CINEFILIA

6.10.14 Cabotino 0 Comentarios




A velha rede de cinema Severiano Ribeiro já dizia em sua propaganda: “cinema é o maior barato, vá ver”. O prazer gregário de assistir um filme na telona é um barato às vezes nem tão barato assim. Mas, o simples fato de estar sob a telona, o barulhinho do ar-condicionado e a sessão prestes a começar não tem preço. E olhem que esta sensação é anterior à propaganda do cartão de crédito.

As conveniências da sociedade pós-religião e pós-industrial às vezes suprime certos prazeres coletivos que não fazemos ideia de sua irradiação sobre nós. Um deles é a cinefilia. Um vício infenso à polícia e à farmacoterapia.

Baixamos um filme da internet ou o vemos on-line nas diversas plataformas em streaming que pululam hoje pela grande rede. Assistimos estes filmes no cálido regaço do nosso lar, geralmente sozinhos, sem a cumplicidade dos Outros “viciados” desconhecidos. Porém, não seria também “desconhecida” para nós a recepção de uma arte produzida coletivamente cujo último libelo, a exibição, é feita individualmente? Explico-me, não causa um certo “estranhamento” usufruir individualmente de uma linguagem artística, o cinema, que foi concebida coletivamente? Desconfio que esta atomização na recepção esteja transbordando para a concepção. Cada vez mais vemos filmes destituídos de um espírito coletivo. Algo que extrapola as teses do autor e do cinema conceitual.

Ora, não esqueçamos que o cinema foi criado por dois irmãos [Lumière] e foi a arte por excelência da febre fabril da era moderna. Ou seja, uma arte eminentemente industrial cuja produção alcançou um modelo fordista [cinema clássico norte-americano] e, como tal, suscitou uma fruição industrial [coletiva] em escala universal.

O poder fulminante da cinefilia chegou às raias do absurdo em fevereiro de 1968 em Paris – dois meses antes dos acontecimentos que abalaram a história do Ocidente, o maio de 1968. Quando A. Malraux [Ministro da Cultura de C. de Gaulle] quis demitir H. Langlois [estimado diretor da cinemateca francesa] alegando improbidade administrativa deste. A onda pró-Langlois criou um frisson nas ruas da capital francesa que ecoou em Roma e Tóquio, só para citar dos exemplos, quando o diretor R. Rossellini e A. Kurosawa, respectivamente, disseram que: “se Langlois for demitido, retiramos nossos filmes da cinemateca”.
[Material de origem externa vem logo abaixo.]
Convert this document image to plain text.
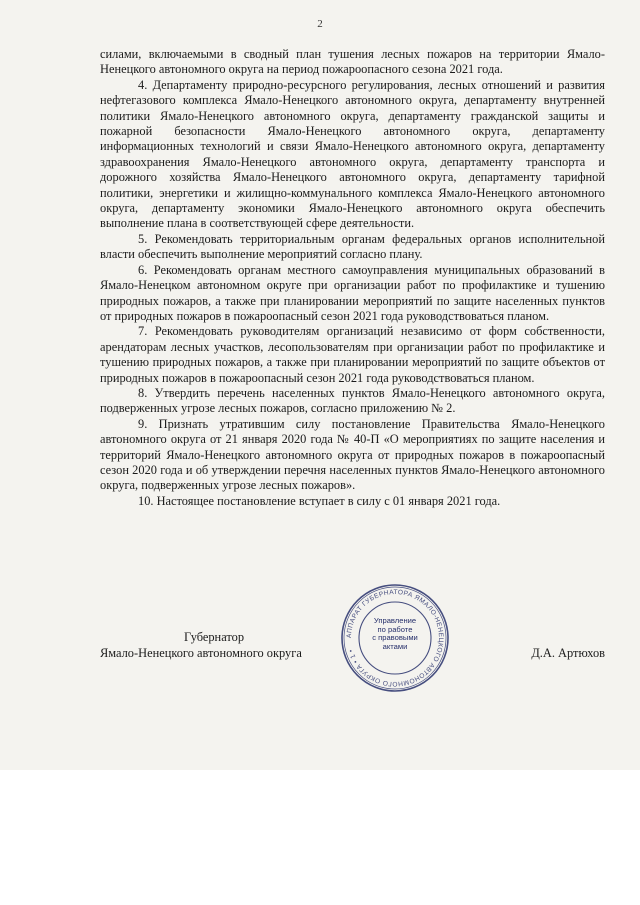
2

силами, включаемыми в сводный план тушения лесных пожаров на территории Ямало-Ненецкого автономного округа на период пожароопасного сезона 2021 года.

4. Департаменту природно-ресурсного регулирования, лесных отношений и развития нефтегазового комплекса Ямало-Ненецкого автономного округа, департаменту внутренней политики Ямало-Ненецкого автономного округа, департаменту гражданской защиты и пожарной безопасности Ямало-Ненецкого автономного округа, департаменту информационных технологий и связи Ямало-Ненецкого автономного округа, департаменту здравоохранения Ямало-Ненецкого автономного округа, департаменту транспорта и дорожного хозяйства Ямало-Ненецкого автономного округа, департаменту тарифной политики, энергетики и жилищно-коммунального комплекса Ямало-Ненецкого автономного округа, департаменту экономики Ямало-Ненецкого автономного округа обеспечить выполнение плана в соответствующей сфере деятельности.

5. Рекомендовать территориальным органам федеральных органов исполнительной власти обеспечить выполнение мероприятий согласно плану.

6. Рекомендовать органам местного самоуправления муниципальных образований в Ямало-Ненецком автономном округе при организации работ по профилактике и тушению природных пожаров, а также при планировании мероприятий по защите населенных пунктов от природных пожаров в пожароопасный сезон 2021 года руководствоваться планом.

7. Рекомендовать руководителям организаций независимо от форм собственности, арендаторам лесных участков, лесопользователям при организации работ по профилактике и тушению природных пожаров, а также при планировании мероприятий по защите объектов от природных пожаров в пожароопасный сезон 2021 года руководствоваться планом.

8. Утвердить перечень населенных пунктов Ямало-Ненецкого автономного округа, подверженных угрозе лесных пожаров, согласно приложению № 2.

9. Признать утратившим силу постановление Правительства Ямало-Ненецкого автономного округа от 21 января 2020 года № 40-П «О мероприятиях по защите населения и территорий Ямало-Ненецкого автономного округа от природных пожаров в пожароопасный сезон 2020 года и об утверждении перечня населенных пунктов Ямало-Ненецкого автономного округа, подверженных угрозе лесных пожаров».

10. Настоящее постановление вступает в силу с 01 января 2021 года.

Губернатор
Ямало-Ненецкого автономного округа	Д.А. Артюхов
АППАРАТ ГУБЕРНАТОРА ЯМАЛО-НЕНЕЦКОГО АВТОНОМНОГО ОКРУГА • 1 •
Управление
по работе
с правовыми
актами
O levante a favor do diretor da cinemateca francesa não deu-se apenas para além dos Pirineus, os jovens críticos do Cahiers du Cinéma e futuros diretores de cinema F. Truffaut, J. L. Goddard, J. Rivette, E. Rohmer e outros, saíram em defesa de Langlois e a militância foi tão grande que o ministro Malraux declinou sua proposta de demissão ao diretor da cinemateca. Enfim, mais uma vez o cinema foi a antecâmara de mais um episódio da história ocidental, desta vez ele inaugurou a era da Utopia local.

Em suma, a cinefilia é uma cultura – uma cultura do olhar – que extrapola os limites circunscritos ao prazer gregário de assistir a um filme e a pura fruição estética. Ela cria um modo de ver o mundo, cria uma cinegrafia [vejamos o caso da nouvelle vague].

Além disso, a cinefilia nos religa [ao quase religioso] a partir do seu culto em uma sala escura [a caverna platônica] às nossas dimensões mais primitivas [as pinturas rupestres em Altamira e Lascaux] e, como sabemos desde Platão, quando Polis [cidade ou a República] tenta escorraçar Eros este se esconde em alguma parede metafísica e fica lançando suas setinhas à toa. Numa destas, você pode ser atravessado por uma seta de Eros e não há lugar mais propicio para isto acontecer do que na comunhão de uma sala escura de cinema ;) 

***
Foto de uma sessão no Cinema São Luiz, Recife/PE.